Quantum NNs with feature gradients

I want to give a quantum NN a set of point locations and optimize an ansantz such that du/dx = 1 with u(x=0) = 0, 0 <= x <= 1. The solution here is a simple, u(x) = x. My question is (1) is the code i wrote doing what I think I it is, and (2) if so, I’ve noticed that it gives back pretty close to linear solutions but with a slope /= 1, even though I am asking it to enforce this. Could this because the quantum solution is only proportional to the answer?
Thanks everyone!


import pennylane as qml
from pennylane import numpy as np

import autograd as ag

dev = qml.device("default.qubit", wires=3)

nlayers = 3
nqbits = 2
max_iterations = 2000 # Maximum number of calls to the optimizer 

#shape = qml.StronglyEntanglingLayers.shape(n_layers=nlayers, n_wires=nqbits)
#params = np.random.random(size=shape)

nparams = 3 * nlayers
params = np.random.random([nparams], requires_grad=True)
print("initial params: ",params)

#x = np.array([[0.1, 0.2], [0.3, 0.4], [1.1, 1.2], [1.3, 1.4]], requires_grad=True)
x = np.array([[0.0], [0.3], [0.5], [0.8]], requires_grad=True)
opt = qml.GradientDescentOptimizer(0.01)


@qml.qnode(dev)
def circuit(params, x):
    #qml.RX(x[:, 0], wires=0)
    #qml.RY(x[:, 1], wires=1)
    #qml.RZ(x[:, 0], wires=2)
    qml.templates.AngleEmbedding(x, wires=range(nqbits))

    #qml.templates.StronglyEntanglingLayers(params, wires=range(nqbits))

    for i in range(0,nlayers):
        qml.RX(params[i*(nlayers-1) + 0], wires=[0])
        qml.RY(params[i*(nlayers-1) + 1], wires=[1])
        qml.CNOT(wires=[0,1])
        qml.RY(params[i*(nlayers-1) + 2], wires=[0])

    #qml.RX(params[0], wires=0)
    #qml.RY(params[1], wires=1)
    #qml.RZ(params[2], wires=2)

    return qml.expval(qml.PauliZ(0))


def loss(params, x):
    grad_circ = ag.elementwise_grad(circuit)
    #print(grad_circ(params, x)[0]) # I think* [0] = x, [1] = 1, [2] = params
    #print(grad_circ(params, x)[1])
    #print(grad_circ(params, x)[2])
    u_x = grad_circ(params, x)[0]

    #grad2_circ = ag.elementwise_grad(grad_circ)
    #u_xx = grad2_circ(params, x)[0]

    #print("u_x: ",u_x)
    #print("u_xx: ",u_xx)

    print("circuit at x=0: ",circuit(params,x[0]))
    print("u_x: ",u_x);

    cost = np.abs(u_x - 1) + np.abs(circuit(params,x[0]))
    
    return cost

cost = [loss(params,x)] # Store the values of the cost function
for n in range(max_iterations):
    (params,  _), prev_cost = opt.step_and_cost(loss,params,x)
    cost.append(loss(params,x))
    print(f"Step = {n},  Cost function = {cost[-1]:.8f} ")

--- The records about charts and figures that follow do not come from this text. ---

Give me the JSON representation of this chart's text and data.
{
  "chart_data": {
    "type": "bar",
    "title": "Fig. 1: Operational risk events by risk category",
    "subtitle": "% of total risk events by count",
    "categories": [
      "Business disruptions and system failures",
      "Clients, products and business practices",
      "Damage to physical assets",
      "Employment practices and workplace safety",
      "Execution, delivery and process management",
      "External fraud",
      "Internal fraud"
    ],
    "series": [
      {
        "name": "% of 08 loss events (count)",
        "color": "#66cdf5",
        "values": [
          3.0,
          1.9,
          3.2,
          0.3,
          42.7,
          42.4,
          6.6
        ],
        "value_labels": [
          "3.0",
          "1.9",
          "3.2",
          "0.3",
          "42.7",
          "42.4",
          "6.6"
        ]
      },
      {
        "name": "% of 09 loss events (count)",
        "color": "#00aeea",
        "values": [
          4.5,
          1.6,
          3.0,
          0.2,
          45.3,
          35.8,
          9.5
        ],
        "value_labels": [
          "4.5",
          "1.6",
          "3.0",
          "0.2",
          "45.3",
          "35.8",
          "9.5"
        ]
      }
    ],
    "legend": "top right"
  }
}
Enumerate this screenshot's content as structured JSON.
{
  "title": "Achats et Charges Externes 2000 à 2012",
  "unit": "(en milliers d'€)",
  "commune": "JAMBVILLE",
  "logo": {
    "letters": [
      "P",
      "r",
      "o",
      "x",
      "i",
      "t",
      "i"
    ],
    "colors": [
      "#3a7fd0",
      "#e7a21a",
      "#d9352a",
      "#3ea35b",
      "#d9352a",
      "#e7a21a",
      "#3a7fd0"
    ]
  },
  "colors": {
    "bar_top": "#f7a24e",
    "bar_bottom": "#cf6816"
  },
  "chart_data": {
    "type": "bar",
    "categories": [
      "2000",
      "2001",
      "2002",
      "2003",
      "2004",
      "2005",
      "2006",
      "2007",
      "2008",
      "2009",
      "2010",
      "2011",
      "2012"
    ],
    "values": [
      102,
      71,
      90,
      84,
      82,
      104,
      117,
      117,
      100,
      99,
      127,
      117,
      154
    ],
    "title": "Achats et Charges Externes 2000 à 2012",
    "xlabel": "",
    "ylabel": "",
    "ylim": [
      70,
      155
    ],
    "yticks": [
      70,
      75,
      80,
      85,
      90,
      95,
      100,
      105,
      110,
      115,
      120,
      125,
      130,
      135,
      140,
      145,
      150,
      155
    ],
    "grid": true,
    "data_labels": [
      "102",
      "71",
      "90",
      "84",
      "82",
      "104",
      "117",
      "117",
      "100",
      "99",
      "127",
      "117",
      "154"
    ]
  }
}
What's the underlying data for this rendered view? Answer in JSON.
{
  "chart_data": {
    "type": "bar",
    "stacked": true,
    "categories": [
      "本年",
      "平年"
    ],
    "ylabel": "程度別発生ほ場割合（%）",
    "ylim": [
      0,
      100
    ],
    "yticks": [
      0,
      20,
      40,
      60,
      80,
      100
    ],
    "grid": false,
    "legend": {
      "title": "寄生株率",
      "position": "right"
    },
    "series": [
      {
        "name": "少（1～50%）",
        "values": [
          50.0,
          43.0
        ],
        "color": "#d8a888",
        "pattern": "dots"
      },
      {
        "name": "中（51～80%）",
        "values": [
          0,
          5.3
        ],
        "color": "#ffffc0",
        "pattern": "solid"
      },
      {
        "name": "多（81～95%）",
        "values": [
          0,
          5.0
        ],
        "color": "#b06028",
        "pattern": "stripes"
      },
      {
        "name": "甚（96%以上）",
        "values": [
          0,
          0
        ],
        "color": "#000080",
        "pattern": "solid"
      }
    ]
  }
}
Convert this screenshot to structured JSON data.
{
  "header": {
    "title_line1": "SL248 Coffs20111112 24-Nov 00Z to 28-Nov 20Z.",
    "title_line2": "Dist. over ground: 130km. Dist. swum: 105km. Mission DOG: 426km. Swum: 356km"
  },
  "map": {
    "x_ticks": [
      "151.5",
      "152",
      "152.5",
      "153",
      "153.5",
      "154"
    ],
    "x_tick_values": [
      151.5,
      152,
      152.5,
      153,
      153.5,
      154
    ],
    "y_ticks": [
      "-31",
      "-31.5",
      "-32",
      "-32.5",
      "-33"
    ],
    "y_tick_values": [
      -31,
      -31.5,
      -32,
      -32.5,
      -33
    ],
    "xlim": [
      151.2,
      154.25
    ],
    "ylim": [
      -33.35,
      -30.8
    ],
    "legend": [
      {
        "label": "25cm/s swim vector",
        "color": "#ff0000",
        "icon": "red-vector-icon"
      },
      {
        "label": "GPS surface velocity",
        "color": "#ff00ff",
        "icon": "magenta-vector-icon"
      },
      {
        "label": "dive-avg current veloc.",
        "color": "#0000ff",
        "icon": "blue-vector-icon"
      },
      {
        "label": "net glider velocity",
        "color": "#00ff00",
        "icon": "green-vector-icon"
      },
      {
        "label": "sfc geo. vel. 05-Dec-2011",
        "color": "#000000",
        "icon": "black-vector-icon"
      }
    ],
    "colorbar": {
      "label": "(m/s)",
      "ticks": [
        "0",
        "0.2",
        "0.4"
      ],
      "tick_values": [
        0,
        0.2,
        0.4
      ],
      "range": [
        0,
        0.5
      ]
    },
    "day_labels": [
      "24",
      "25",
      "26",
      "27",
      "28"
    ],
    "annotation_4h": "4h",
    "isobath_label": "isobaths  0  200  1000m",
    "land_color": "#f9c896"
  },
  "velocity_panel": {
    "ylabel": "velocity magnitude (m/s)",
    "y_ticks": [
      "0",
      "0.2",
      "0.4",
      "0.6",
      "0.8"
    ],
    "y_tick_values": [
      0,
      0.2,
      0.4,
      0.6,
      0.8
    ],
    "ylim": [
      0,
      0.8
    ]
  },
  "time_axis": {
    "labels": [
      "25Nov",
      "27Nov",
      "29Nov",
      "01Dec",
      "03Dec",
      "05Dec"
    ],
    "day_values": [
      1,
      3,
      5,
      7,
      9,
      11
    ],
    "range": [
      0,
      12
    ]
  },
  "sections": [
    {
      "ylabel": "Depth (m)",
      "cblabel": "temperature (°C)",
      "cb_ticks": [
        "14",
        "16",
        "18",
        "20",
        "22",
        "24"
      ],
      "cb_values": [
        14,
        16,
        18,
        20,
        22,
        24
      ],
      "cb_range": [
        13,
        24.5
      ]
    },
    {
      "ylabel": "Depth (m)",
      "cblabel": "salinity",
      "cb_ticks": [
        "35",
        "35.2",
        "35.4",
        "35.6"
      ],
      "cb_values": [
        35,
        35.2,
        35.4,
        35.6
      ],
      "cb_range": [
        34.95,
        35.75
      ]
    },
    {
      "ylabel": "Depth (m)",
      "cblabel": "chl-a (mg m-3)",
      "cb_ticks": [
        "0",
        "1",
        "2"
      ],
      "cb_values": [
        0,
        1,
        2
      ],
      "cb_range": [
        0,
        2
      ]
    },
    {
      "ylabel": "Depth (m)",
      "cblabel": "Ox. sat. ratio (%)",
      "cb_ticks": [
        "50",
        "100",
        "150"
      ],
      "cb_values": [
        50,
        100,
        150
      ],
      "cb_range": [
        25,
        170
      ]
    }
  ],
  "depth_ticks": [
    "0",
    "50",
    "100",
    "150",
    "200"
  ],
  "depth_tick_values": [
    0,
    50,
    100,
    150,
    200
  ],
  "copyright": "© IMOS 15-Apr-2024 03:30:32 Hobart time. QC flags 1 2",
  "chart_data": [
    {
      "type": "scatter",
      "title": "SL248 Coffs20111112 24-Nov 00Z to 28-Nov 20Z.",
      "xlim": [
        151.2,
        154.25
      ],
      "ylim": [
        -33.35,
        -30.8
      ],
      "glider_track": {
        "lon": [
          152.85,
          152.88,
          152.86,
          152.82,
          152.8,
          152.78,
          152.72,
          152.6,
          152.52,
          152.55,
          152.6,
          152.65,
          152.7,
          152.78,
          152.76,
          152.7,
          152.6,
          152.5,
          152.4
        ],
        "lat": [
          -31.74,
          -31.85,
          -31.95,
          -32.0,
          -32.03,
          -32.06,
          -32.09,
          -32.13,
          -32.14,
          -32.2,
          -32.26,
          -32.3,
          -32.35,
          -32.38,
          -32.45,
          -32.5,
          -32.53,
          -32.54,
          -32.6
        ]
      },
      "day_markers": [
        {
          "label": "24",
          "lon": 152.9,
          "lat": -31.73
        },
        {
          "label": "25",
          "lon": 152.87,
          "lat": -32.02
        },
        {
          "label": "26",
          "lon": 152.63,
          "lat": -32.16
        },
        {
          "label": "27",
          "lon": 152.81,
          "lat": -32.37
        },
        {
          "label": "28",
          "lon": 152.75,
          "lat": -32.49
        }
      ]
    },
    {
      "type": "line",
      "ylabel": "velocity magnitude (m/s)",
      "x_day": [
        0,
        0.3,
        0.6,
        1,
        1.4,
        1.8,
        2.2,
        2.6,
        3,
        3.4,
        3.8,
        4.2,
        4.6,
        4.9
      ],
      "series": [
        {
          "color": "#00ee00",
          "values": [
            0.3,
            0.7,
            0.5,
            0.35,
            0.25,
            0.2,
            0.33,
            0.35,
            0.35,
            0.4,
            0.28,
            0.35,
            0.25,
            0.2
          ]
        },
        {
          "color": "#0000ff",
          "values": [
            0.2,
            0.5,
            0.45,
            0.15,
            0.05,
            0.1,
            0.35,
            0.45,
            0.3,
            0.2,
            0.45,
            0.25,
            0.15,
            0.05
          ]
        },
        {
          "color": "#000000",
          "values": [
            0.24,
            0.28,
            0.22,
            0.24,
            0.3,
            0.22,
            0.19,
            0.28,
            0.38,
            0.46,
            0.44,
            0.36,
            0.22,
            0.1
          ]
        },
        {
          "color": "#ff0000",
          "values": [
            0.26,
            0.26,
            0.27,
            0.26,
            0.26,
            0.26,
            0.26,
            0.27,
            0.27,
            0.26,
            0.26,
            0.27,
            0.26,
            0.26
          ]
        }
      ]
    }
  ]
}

print("\n" f"Final value of the cost function = {cost[-1]:.8f} ")

plt.semilogy(range(len(cost)), cost)
plt.ylabel("loss")
plt.xlabel("iteration")

Here is an example of the list few lines of output:

Step = 1997, Cost function = 0.04233369
circuit at x=0: Autograd ArrayBox with value 0.0027276330820018013
u_x: Autograd ArrayBox with value 1.039606057608671
circuit at x=0: -0.013977220553959335
u_x: 0.9783536868220091
Step = 1998, Cost function = 0.03562353
circuit at x=0: Autograd ArrayBox with value -0.013977220553959335
u_x: Autograd ArrayBox with value 0.9783536868220091
circuit at x=0: 0.003179064896253525
u_x: 1.0395193985245172
Step = 1999, Cost function = 0.04269846

Final value of the cost function = 0.04269846

I have also attached a plot of the analytic and qml solutions.

Hey @Corey,

Interesting! I’m not sure :thinking: let’s see if anyone else has any insight!